The project supervised by Dr. Quazi Hassan (Professor, Geomatics Engineering, University of Calgary), focused on monitoring and managing active forest fires, including automatic fire clustering, perimeter delineation, and the generation of timely fire progression models using FIRMS ptovided satellite-based active fire data such as NRT/URT)/RT data in Canada, particularly in Alberta and the Northwest Territories.

Arsenic Contamination Mapping GIS-based

Published:

The project focused on monitoring and managing arsenic contamination in Bangladesh, including mapping (GIS-based) contamination from the union to district level. It was funded by the government and supported by international NGOs.

Change Detection (Land Cover & Climate) GIScience & RS

Published:

The project, titled ‘Investigation of Climate Scenario with Their Land Cover Condition of Two Major Cities in Bangladesh: A Spatio-Temporal Study,’ was conducted under the Department of Geography and Environment at Jagannath University, Bangladesh. It examines the decadal spatio-temporal climate and morphological scenarios in Dhaka and Rangpur, utilizing hybrid classification for land use and land cover analysis. The study reveals temperature increases, declining rainfall trends, and land cover changes, offering critical insights for urbanization, sustainable development, and climate change adaptation policies.

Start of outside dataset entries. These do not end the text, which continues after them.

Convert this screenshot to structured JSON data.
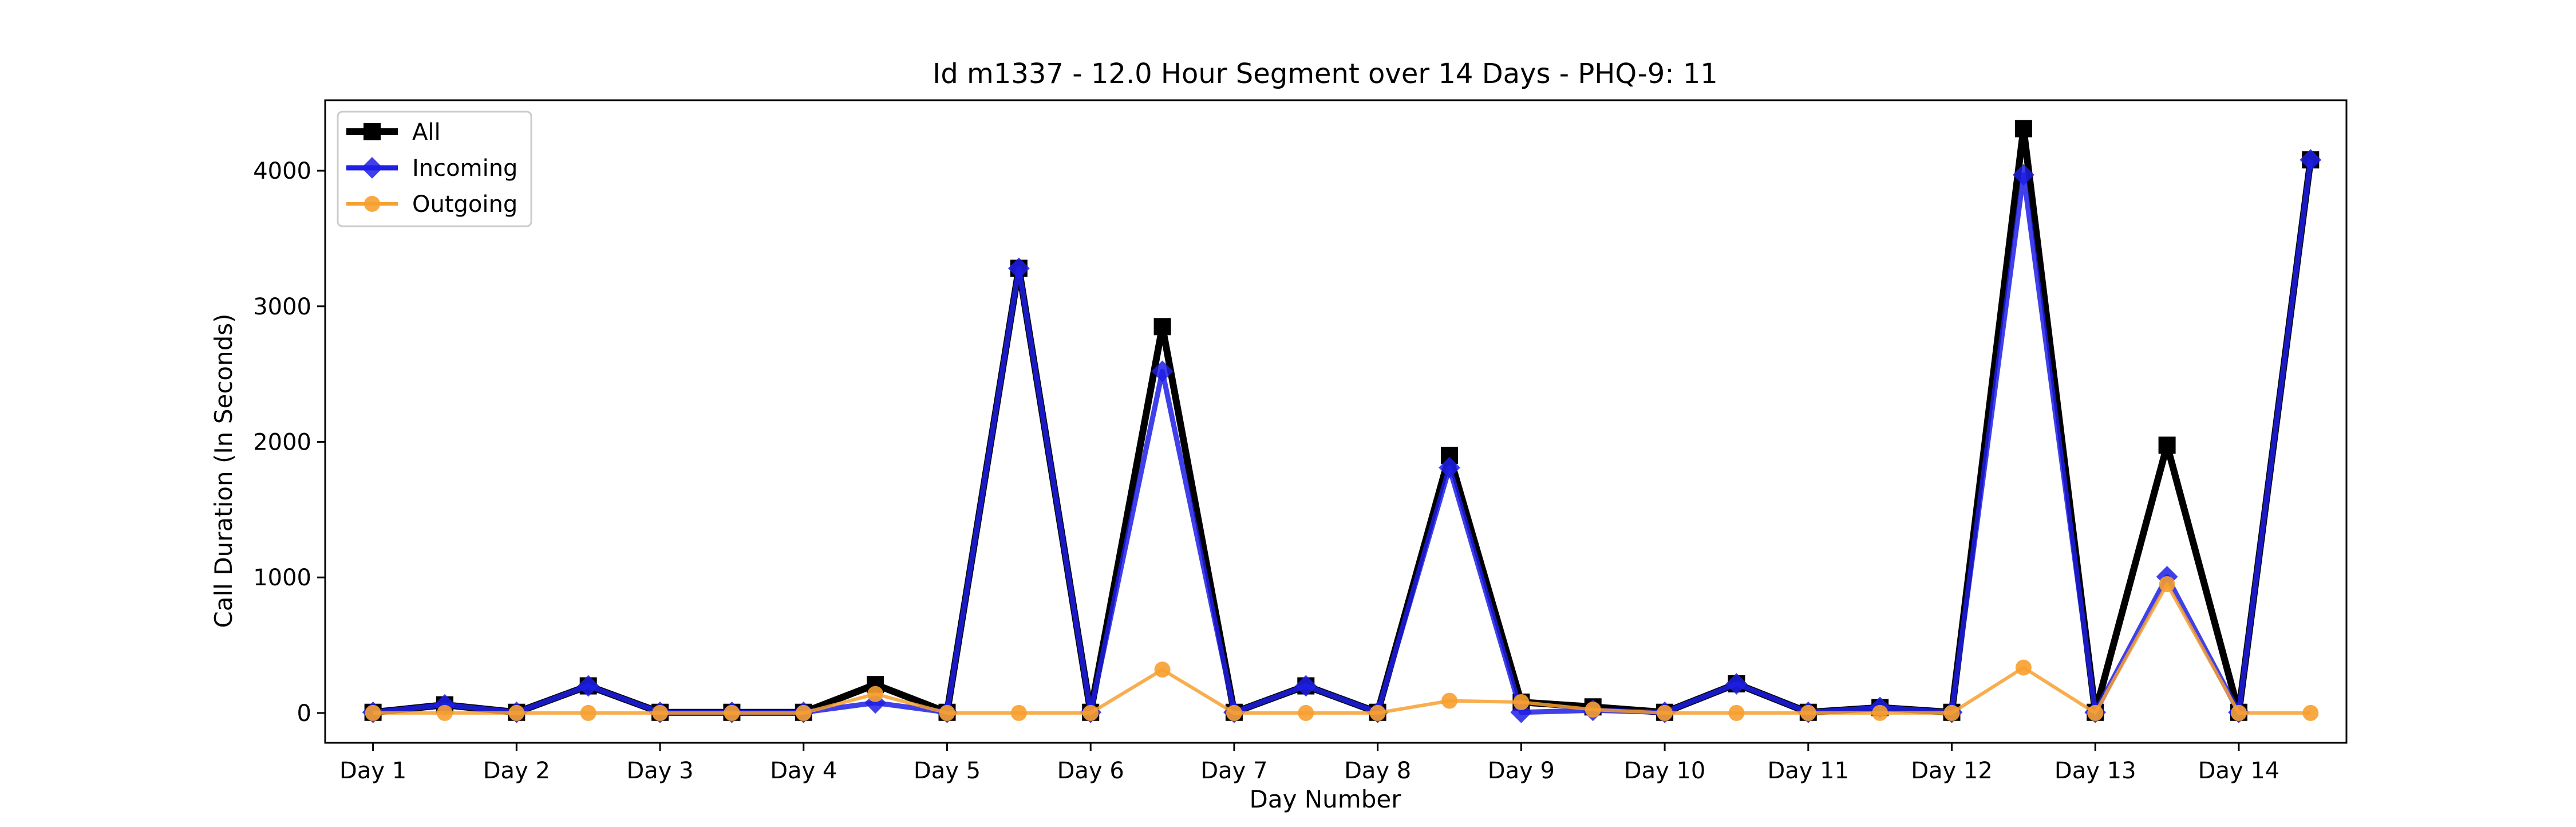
{
  "chart_data": {
    "type": "line",
    "title": "Id m1337 - 12.0 Hour Segment over 14 Days - PHQ-9: 11",
    "xlabel": "Day Number",
    "ylabel": "Call Duration (In Seconds)",
    "x_tick_labels": [
      "Day 1",
      "Day 2",
      "Day 3",
      "Day 4",
      "Day 5",
      "Day 6",
      "Day 7",
      "Day 8",
      "Day 9",
      "Day 10",
      "Day 11",
      "Day 12",
      "Day 13",
      "Day 14"
    ],
    "y_ticks": [
      0,
      1000,
      2000,
      3000,
      4000
    ],
    "ylim": [
      -220,
      4520
    ],
    "xlim": [
      -0.667,
      27.5
    ],
    "grid": false,
    "legend_position": "top-left",
    "series": [
      {
        "name": "All",
        "color": "#000000",
        "marker": "square",
        "values": [
          5,
          60,
          5,
          200,
          5,
          5,
          5,
          210,
          5,
          3280,
          5,
          2850,
          5,
          200,
          5,
          1900,
          80,
          45,
          5,
          215,
          5,
          40,
          5,
          4310,
          5,
          1975,
          5,
          4080
        ]
      },
      {
        "name": "Incoming",
        "color": "#1f1fe6",
        "marker": "diamond",
        "values": [
          5,
          60,
          5,
          200,
          5,
          5,
          5,
          75,
          5,
          3280,
          5,
          2520,
          5,
          200,
          5,
          1810,
          5,
          20,
          5,
          215,
          5,
          40,
          5,
          3970,
          5,
          1005,
          5,
          4080
        ]
      },
      {
        "name": "Outgoing",
        "color": "#f7a030",
        "marker": "circle",
        "values": [
          0,
          0,
          0,
          0,
          0,
          0,
          0,
          140,
          0,
          0,
          0,
          320,
          0,
          0,
          0,
          90,
          80,
          25,
          0,
          0,
          0,
          0,
          0,
          335,
          0,
          950,
          0,
          0
        ]
      }
    ]
  }
}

Micro-climate GIScience & RS

Published:

The undergraduate dissertation project, conducted by the Department of Geography and Environment at Jagannath University, Bangladesh, assessed microclimatic variations in four areas of Dhaka city using primary and secondary data. The study explored temperature, humidity, and wind speed differences, utilizing digital weather tools, ArcGIS, and Google Earth Pro.

teaching

Freelance Instructor (2017-Present)

Video Tutorial-based, Online, Geo. Academy, 2017

I am the founder and lead instructor of Geo. Academy, a free online learning platform dedicated to providing education in geography, GIS, remote sensing, statistics, and research-related tools and techniques. Our mission is to equip learners with the skills and knowledge needed to excel in geography and scientific research.